Explanation of Clauses
These clauses are formal.
This clause defines terms used in the measure.
Part 2—Adoption and referral
4—Adoption of the relevant version of the National Redress Act
This clause provides that the National Redress Act is adopted within the meaning of section 51(xxxvii) of the Constitution of the Commonwealth (the adoption).
This clause refers to the Commonwealth Parliament a power to make laws with respect to a redress scheme for institutional child sexual abuse by the making of express amendments to the National Redress Act (except as provided by clauses 7 and 8) (the amendment reference).
6—Amendment of National Redress Act
This clause makes it clear that the National Redress Act may also be expressly amended, or have its operation otherwise affected, by provisions of Commonwealth Acts made pursuant to other powers of the Commonwealth or by instruments made or issued under such other Commonwealth Acts or under the National Redress Act.

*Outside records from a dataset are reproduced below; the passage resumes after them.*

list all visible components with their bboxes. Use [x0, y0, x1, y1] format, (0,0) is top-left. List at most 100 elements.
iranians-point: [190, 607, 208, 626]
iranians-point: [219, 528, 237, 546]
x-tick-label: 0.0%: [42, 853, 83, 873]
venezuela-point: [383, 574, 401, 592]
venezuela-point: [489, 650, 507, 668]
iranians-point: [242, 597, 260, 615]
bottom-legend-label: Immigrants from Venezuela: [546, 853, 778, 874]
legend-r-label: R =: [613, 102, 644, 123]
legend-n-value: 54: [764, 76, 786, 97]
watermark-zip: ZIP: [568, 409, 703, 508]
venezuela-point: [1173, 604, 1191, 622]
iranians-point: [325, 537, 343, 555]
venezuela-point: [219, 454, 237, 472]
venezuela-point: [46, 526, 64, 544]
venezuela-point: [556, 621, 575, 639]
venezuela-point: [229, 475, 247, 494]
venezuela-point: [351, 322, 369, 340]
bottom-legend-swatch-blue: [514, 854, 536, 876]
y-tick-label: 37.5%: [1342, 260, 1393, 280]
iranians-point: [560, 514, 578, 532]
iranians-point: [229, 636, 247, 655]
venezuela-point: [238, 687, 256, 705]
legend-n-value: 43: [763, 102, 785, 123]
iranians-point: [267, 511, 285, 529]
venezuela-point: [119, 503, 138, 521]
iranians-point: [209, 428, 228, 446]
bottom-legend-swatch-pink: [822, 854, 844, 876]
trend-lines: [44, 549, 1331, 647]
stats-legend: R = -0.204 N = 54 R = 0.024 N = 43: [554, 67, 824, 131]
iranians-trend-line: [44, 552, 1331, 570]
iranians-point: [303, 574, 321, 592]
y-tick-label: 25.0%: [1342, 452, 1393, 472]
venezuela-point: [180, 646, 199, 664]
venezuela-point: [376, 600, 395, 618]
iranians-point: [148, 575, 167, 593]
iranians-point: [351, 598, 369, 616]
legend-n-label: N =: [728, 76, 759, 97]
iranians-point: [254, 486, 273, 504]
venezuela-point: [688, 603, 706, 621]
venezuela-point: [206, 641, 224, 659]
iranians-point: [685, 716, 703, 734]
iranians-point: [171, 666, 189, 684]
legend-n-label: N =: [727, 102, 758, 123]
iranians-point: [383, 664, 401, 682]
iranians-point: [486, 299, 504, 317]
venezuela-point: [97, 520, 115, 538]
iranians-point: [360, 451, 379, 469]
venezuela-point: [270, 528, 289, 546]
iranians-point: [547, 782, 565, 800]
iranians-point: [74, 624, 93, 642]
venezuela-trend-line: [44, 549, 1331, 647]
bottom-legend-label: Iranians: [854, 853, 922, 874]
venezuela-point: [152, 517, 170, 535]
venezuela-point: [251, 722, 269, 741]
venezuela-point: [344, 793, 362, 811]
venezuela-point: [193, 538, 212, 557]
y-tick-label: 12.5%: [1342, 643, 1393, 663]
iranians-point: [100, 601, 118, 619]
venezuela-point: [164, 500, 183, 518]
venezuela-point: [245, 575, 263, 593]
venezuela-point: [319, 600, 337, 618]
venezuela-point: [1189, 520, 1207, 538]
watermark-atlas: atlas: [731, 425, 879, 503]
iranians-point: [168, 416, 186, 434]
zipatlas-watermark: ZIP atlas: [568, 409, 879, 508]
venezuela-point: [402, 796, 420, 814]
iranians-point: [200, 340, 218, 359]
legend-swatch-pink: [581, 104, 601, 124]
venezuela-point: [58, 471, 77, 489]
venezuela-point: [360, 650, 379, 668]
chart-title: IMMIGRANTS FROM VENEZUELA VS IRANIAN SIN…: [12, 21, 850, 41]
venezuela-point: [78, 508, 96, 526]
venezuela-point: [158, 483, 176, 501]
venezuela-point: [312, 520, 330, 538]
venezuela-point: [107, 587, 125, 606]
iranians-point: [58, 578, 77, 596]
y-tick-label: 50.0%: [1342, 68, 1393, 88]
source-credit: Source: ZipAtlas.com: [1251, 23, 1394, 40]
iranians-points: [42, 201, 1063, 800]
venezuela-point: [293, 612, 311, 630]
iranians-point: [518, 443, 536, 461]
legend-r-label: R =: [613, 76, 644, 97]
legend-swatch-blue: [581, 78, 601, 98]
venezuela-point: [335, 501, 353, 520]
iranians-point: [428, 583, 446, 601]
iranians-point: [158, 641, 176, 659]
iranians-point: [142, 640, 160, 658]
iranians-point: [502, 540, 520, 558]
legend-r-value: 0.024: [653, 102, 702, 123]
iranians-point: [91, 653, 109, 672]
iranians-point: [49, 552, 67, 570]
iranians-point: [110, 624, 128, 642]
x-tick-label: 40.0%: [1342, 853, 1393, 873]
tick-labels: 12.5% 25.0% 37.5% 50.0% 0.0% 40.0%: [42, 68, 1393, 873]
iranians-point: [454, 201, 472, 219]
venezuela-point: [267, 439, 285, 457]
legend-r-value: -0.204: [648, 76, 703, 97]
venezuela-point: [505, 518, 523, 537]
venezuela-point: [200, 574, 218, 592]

7—State redress mechanisms
This clause defines a State redress mechanism and provides that the amendment reference does not include the matter of making a law to the extent that that law would operate to prevent or limit the power to establish, or to prevent or limit the operation of, any State redress mechanism.
8—Requirements for agreement of the State
The amendment reference does not include the matter of making a law to the extent that that law would substantively remove or override a provision of the National Redress Act that requires the agreement of the State.
9—Termination of adoption or amendment reference
A proclamation may fix a day on which the adoption and the amendment reference are to terminate or on which the amendment reference is to terminate or, if the amendment reference has already terminated, on which the adoption is to terminate. Such a proclamation may be revoked (before the day so fixed) by further proclamation.
10—Effect of termination of amendment reference before adoption
This provision clarifies which laws continue to have effect in a case where the amendment reference terminates before the adoption does.
11—How agreement of the State is given, withdrawn and evidenced
The regulations, or Ministerial directions, may make provision in relation to the manner in which the agreement of the State is to be given or withdrawn and may be evidenced for the purposes of the measure and the National Redress Scheme.
This clause provides for the giving of information by a participating State institution to the Operator, or for the giving of information by a State agency to another State agency so that it can assist a participating State institution to comply with a request for information from the Operator, for the purposes of the National Redress Scheme. Information may be provided under the provision despite other laws of the State, however regulations (and the rules under the Commonwealth Act) may preserve the operation of confidentiality provisions in other laws where appropriate.
This clause is a regulation making power.
Debate adjourned on motion of Mr Picton.